Should Kids with Severe Tantrums Be Medicated?

Richard Rende
Richard Rende

Mental health experts are debating whether extreme temper tantrums and irritability should be considered a psychological disorder.

By Richard Rende

There is debate swirling around a proposed new diagnostic category in child psychiatry: Disruptive Mood Dysregulation Disorder or DMDD. The online conversations illuminate a phenomenon that makes me worry: when parents and clinicians can't control a child's behavior, there is a tendency to diagnose a disorder, and then use the diagnosis to justify medication.

Look, I sympathize with every parent who has difficulties in managing their child, especially one who is highly irritable and has extreme outbursts and tantrums (which is the territory of the DMDD label). The reality is that some kids are much tougher to parent than others. I also understand the frustrations of practitioners who find that conventional behavioral treatments are not as effective as we'd like them to be for some kids. And I fully get that some kids do benefit from medications.

But I am getting concerned that we are moving towards a system that uses diagnosis and medication as a first line of attack whenever there are behavioral issues in a child. In the case of DMDD (which is being considered as a new diagnostic category in the 5th edition of the Diagnostic and Statistical Manual of the American Psychiatric Association), it could be argued that the primary motivation is to provide a diagnostic label to kids whose profile doesn't neatly fit other alternative diagnoses (such as bipolar disorder, ADHD, or oppositional defiant disorder). I've read that the idea here is that this new diagnosis will prevent misuse of the other diagnoses when they are not really appropriate. But that raises the following question: Why do we need to apply a diagnosis? Unfortunately, in many cases the reason is that a diagnosis goes hand in hand with a prescription. And if this happens without intensive efforts to use behavioral methods to change both child and parent behavior, the only thing that would be achieved is finding a way to suppress behavior, not manage it.

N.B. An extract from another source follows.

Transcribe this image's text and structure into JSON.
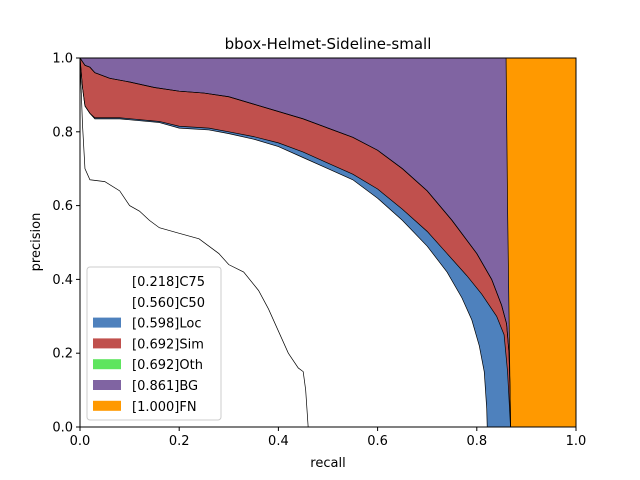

The discussion about DMDD comes on the heels of the suggestion that kids as young as 4 can be diagnosed with ADHD - and also prescribed medication for it (click here to see my take on that topic). At what point will we stop relying on arbitrary application of diagnostic labels and immediate prescription of drugs when it is far from clear that many of the targeted children suffer from a medical disorder? And what ever happened to using behavioral methods to shape development in kids, even those who may display "difficult" behavior?